Injurious lung effects of high tidal volume ventilation are increasingly recognized since a large ARDS Network trial showed an absolute reduction in mortality of 10 % when lower tidal volumes were compared with conventional (i.e., high) tidal volumes [
1]. Our data show a correlation between tidal volumes and LV systolic and diastolic function suggesting that low tidal volume ventilation may mitigate LV dysfunction beyond its protective effects against VILI. Plateau pressure, another key component of lung protective ventilation, correlated even slightly better with LV function. One could therefore argue that the survival benefit seen in prior lung protective ventilation trials may be explained not only by a reduction in VILI, but in addition by a reduction in concomitant “VIMD”: Ventilator-Induced Myocardial Dysfunction.
Several limitations in our study should be discussed. We looked at LV systolic and diastolic function, but did not measure RV function which could have shed light on the overall effect on cardiac function. Although RV dysfunction induced by high tidal volume ventilation could have contributed to changes in LV loading conditions, this could not fully explain the decrease in LV systolic and diastolic function parameters that are relatively load-independent. It has already been documented that myocardial depression during sepsis affects both ventricles simultaneously [
24]. We focused on LV systolic and diastolic parameters as little is known about the effect of high tidal volume ventilation on LV function in comparison to the notorious effects on RV function. Mean airway pressure became higher during the experiment in the rats subjected to high tidal volume ventilation despite application of lower PEEP compared to the low tidal volume ventilation group. Therefore the observed LV systolic and diastolic dysfunction may in part be explained by mechanical ventilator-induced lung injury due to increased airway pressure.

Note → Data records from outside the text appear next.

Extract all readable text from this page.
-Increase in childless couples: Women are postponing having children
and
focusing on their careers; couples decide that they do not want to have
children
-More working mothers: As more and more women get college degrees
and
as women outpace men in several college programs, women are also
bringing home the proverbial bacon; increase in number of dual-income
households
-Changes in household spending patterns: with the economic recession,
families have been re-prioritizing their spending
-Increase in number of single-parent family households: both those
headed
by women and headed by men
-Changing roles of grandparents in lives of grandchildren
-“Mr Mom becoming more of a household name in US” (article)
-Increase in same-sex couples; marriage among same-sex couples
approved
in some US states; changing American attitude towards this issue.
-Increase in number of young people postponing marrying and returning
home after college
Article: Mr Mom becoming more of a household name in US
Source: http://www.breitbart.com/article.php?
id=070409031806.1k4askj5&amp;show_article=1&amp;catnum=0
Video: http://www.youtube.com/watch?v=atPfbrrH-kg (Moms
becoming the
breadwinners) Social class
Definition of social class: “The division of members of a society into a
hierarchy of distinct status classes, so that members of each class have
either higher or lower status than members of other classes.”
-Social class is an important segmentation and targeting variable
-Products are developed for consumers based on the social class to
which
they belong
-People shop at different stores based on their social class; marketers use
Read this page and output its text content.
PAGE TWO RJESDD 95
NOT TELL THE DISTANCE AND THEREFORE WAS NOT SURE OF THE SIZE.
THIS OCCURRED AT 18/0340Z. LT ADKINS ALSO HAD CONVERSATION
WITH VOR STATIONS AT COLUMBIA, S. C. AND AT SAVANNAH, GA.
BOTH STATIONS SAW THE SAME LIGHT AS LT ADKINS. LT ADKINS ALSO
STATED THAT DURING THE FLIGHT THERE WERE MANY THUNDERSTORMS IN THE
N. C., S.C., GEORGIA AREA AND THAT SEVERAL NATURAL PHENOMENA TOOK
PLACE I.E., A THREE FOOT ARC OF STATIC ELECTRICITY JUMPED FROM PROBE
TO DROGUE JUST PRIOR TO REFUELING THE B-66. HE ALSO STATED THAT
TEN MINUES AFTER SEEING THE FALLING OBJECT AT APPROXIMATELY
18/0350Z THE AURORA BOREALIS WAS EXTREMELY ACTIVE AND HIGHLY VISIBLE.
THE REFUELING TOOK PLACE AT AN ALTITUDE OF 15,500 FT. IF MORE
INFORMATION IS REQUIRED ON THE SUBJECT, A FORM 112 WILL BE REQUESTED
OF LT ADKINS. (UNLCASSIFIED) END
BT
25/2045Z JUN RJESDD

Detrimental effects of low PEEP on lung volume as well as an increase in lung injury from greater dynamic strain cannot be excluded [
48], although PEEP has predominantly failed to demonstrate a decrease in LV function in the literature [
3,
38,
39]. While the rats ventilated with 6 ml/kg showed amelioration of LV dysfunction, the ideal tidal volume size cannot be determined from our data. Left ventricular hemodynamics were measured intraventricular with a pressure-volume conductance catheter as has been previously done in animal models during either changes in tidal volumes or during LPS administration, although not during both interventions [
49,
50]. The pressure-volume conductance catheter, when zeroed to atmospheric pressure, provides absolute pressure values in millimeters of mercury, but offers volumes in relative volume units unless external calibration is performed for which the thermodilution technique can be used. Unfortunately, simultaneous thermodilution measurements proved to be infeasible in our rats with already extensive instrumentation. Nevertheless, the ratio of Ees/Ea would not be influenced by the usage of relative volume units while the other systolic (dP/dt
max and end-systolic pressure) and diastolic (dP/dt
min and end-diastolic pressure) parameters were all pressure derived. However, the Eed value is subjective to the usage of relative volume units, so only the Eed trend over time and not the absolute values could be analyzed. Heart rates and respiratory rates were naturally greater in our small animal model then seen in human, but with a fairly comparable 7:1 heart-lung interaction ratio. Nonetheless, further research in humans need to be undertaken to confirm the findings of our study.
Competing interests
The authors declare that they have no competing interests.
Authors’ contributions
ABJG designed the concept of the experiments; LS and TGVC performed the experiments; TGVC, AH and ABJG analyzed the data of the experiments; TGVC and ABJG interpreted the results of the experiments; TGVC prepared the figures; TGVC, WKL, MJS and ABJG drafted the manuscript. All authors read and approved the final manuscript.